Some of these “islands” are large with more than 20,000 people living in them, and others, like Auburn’s Totem, are small with less than 200 people.

For some people, there are advantages to living in these regions. Often, residents in unincorporated King County do not have to follow city codes, so homeowners can raise farm animals or use fireworks that otherwise would have been prohibited.

Raising roosters, ducks and goats in Auburn’s Totem, also known as Stuck, was what led Harold G. Olsen to lobby his neighbors against annexation when the proposal to do so showed up on the ballot multiple times during the 2000s.

Stuck remained unincorporated even after Olsen passed away.

Jacob Ritter now owns the property where Olsen lived his whole life, and now Ritter is living with some of the consequences that unincorporation has wrought.

Ritter described the roads and utilities infrastructure in his neighborhood as “garbage,” existing for years without maintenance from a municipality, which Stuck has none to claim.

He said emergency services from Auburn are reluctant to respond to his neighborhood because it is not technically part of the city, forcing county services to come instead.

Emergency response times that would usually only take minutes, Ritter said, now can take up to half an hour.

The house that Olsen built on his property had to be torn down from the rot. Ritter said that building a new one will be hindered by difficulties and delays in the permitting process. He said it took four weeks just to submit his proposal.

Ritter’s property also requires a new septic system, but because he is in an aquifer recharge zone, he is required to build a far more complicated and expensive system. So he began to explore alternatives.

A sewer line maintained by the City of Auburn is only 120 feet away from Ritter’s property, but he said it would cost over $100,000. When he spoke to the city about it, Ritter was told that he would have to build the utility himself.

After hiring a civil engineer and a contractor to do the project, Ritter was told by the city that he would have to do additional work and development just to check underneath his road for other infrastructure. He was told that the City of Auburn did not have records for this unincorporated area.

“At this point I am bleeding money,” Ritter said.

He is unable to currently live on the property.

When Ritter contacted leaders and administrators with the City of Auburn, he was told by Auburn City Councilmember Bob Baggett that the annexation of the “island,” surrounded on all sides by the City of Auburn, was last discussed by the city council and the mayor in 2018.

The leaders had decided not to move forward with any annexation. Jeff Tate, director of community development for Auburn, told Ritter that annexation would be too costly for the city.

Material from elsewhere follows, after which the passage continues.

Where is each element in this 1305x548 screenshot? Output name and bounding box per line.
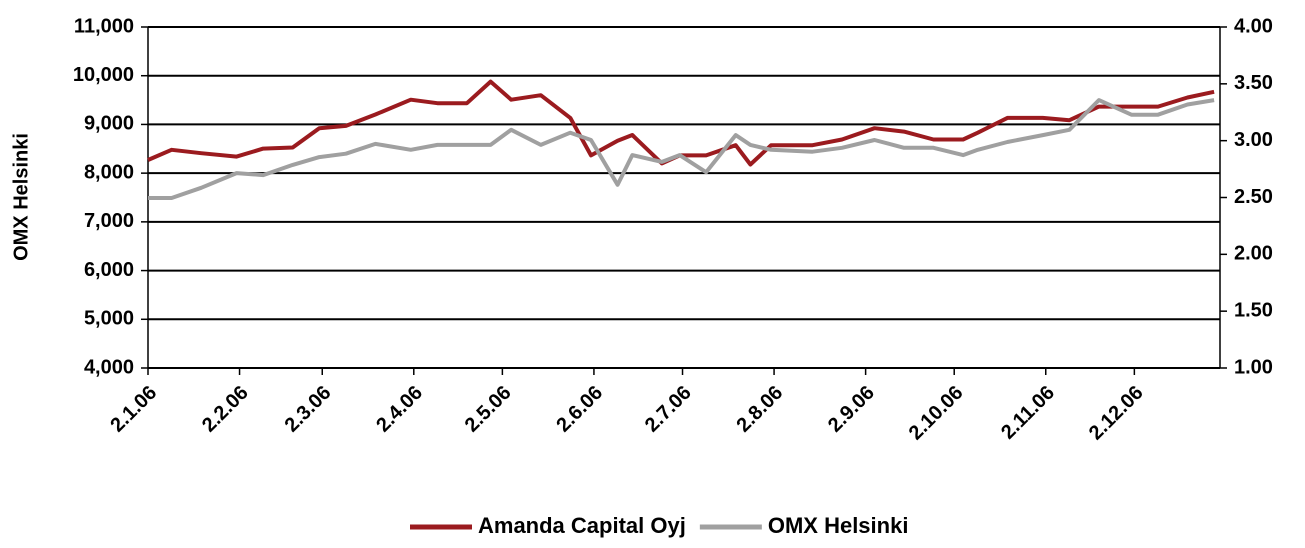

Tate cited costs the city would incur for utility and street upgrades, along with the impacts that property owners would experience due to zoning changes and the need to change resident addresses as the primary difficulties with annexation.

Karen Freeman Meyering, senior policy analyst with the King County Executive’s Office, said often cities are expected to annex unincorporated areas as the urban sprawl of a city expands and surrounds these “islands.”

She said these kinds of annexations and mergers of new areas usually happen organically and often present unique difficulties like connecting new sewage lines and other utilities.

Freeman Meyering said the state used to have policy tools imposed by the Legislature to incentivize cities to annex adjacent unincorporated areas. One of those policy tools, which she said no longer exists, was a tax credit program that allowed the sales and use tax revenues from an annexed area, which would typically go to the state, to instead go to the annexing city. This served as both an incentive to annex and a way to cover the costs associated with it.

That tool was implemented by the passage of SB 6686 and later gotten rid of by the passage of SB 5321 in 2009. The estimated value of revenues from areas with the potential to be annexed in King County was over $24,000,000.

Freeman Meyering said even though there is no longer an economic incentive for cities to annex adjacent areas, cities should do it because “it is the right thing to do.”

She said without annexation certain areas in the county are not receiving “urban level” services because the county cannot always meet the needs of residents in this area.